To further validate this, we conducted rescue experiments with DMSO and 20 µM BA in control and ZBTB10 knockdown cells. BA treatment decreased the upregulation of p-PI3K and p-AKT induced by ZBTB10 knockdown (Fig. 6D, I), and ZBTB10- and ARRDC3-knockdown GC cells exhibited increased resistance to BA (Fig. 6E, J, and Supplementary Fig. 6C, D). Moreover, ZBTB10 knockdown partially rescued the inhibition of colony formation, metastasis, and anti-apoptotic effects induced by BA treatment in GC (Fig. 6F–H, K–M, and Supplementary Fig. 6E, F). Collectively, these findings confirm that ZBTB10 is a target of BA in GC, and that BA inhibits GC progression via the ZBTB10/ARRDC3/ITGB4/PI3K/AKT pathway.

Finally, we assessed whether BA could inhibit GC progression in vivo and whether this effect depends on ZBTB10. We constructed a rescue mouse model with MGC803-shNC and MGC803-shZBTB10 cells, treated with or without BA. In the subcutaneous xenograft model, BA treatment delayed tumor growth in terms of both volume and weight, and ZBTB10 knockdown partially reversed this effect (Fig. 7A–C, and Supplementary Fig. 7A).
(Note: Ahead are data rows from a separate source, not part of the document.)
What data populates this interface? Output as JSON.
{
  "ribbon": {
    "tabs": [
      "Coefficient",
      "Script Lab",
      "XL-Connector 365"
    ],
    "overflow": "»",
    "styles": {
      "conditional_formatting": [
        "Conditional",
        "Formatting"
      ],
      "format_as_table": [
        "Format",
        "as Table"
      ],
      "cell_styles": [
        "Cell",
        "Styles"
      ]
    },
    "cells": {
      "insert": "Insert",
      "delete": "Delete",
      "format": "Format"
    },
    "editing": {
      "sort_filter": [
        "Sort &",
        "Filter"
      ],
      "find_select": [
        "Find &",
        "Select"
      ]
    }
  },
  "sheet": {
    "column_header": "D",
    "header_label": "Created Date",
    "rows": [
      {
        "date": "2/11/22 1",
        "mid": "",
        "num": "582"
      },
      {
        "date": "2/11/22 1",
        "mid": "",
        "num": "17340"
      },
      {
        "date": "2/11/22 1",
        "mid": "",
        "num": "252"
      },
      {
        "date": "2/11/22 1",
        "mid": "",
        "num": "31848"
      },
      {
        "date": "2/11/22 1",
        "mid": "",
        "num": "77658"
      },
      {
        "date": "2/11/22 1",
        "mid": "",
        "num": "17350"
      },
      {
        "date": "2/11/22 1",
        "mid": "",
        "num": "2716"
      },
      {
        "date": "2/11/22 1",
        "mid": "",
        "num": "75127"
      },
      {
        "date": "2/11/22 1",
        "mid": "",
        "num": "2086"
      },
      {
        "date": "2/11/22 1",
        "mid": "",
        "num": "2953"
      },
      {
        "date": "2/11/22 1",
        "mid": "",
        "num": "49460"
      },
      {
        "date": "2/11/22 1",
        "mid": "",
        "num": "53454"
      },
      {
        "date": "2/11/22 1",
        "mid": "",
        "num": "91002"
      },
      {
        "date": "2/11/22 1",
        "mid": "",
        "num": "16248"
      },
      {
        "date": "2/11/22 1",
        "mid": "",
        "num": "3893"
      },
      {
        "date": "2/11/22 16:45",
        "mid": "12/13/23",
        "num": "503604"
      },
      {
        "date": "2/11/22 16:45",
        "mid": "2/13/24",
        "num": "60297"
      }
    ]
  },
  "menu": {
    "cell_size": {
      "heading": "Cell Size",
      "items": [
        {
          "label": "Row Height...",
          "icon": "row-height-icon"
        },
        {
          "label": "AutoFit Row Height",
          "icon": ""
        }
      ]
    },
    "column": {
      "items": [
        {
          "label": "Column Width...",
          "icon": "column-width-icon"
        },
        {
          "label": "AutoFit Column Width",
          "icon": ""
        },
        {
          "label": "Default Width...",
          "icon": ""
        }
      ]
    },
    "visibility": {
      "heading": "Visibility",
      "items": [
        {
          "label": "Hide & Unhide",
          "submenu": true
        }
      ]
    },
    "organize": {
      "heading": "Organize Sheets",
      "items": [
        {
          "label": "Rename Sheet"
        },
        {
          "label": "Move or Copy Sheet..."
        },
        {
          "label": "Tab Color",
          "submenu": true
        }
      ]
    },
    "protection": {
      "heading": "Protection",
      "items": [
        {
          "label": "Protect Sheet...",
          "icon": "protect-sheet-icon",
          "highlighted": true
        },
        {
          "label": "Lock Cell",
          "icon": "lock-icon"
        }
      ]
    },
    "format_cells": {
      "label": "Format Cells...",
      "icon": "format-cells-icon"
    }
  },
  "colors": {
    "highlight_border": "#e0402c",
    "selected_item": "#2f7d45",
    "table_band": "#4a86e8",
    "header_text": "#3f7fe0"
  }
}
Correspondingly, Ki-67 expression decreased, and ZBTB10 expression and apoptosis rates increased with BA treatment (Fig. 7G). Most importantly, BA did not cause significant weight loss and induce any morphological variations nor functional changes in the liver, heart, spleen, lung, and kidney throughout the experiment (Fig. 7D–F). Similarly, in the lung metastasis model, BA significantly inhibited lung metastasis, and ZBTB10 knockdown diminished this effect (Fig. 7H, I, and Supplementary Fig. 7B). These results confirm that BA inhibits GC tumorigenicity and metastasis by promoting ZBTB10 expression in vivo.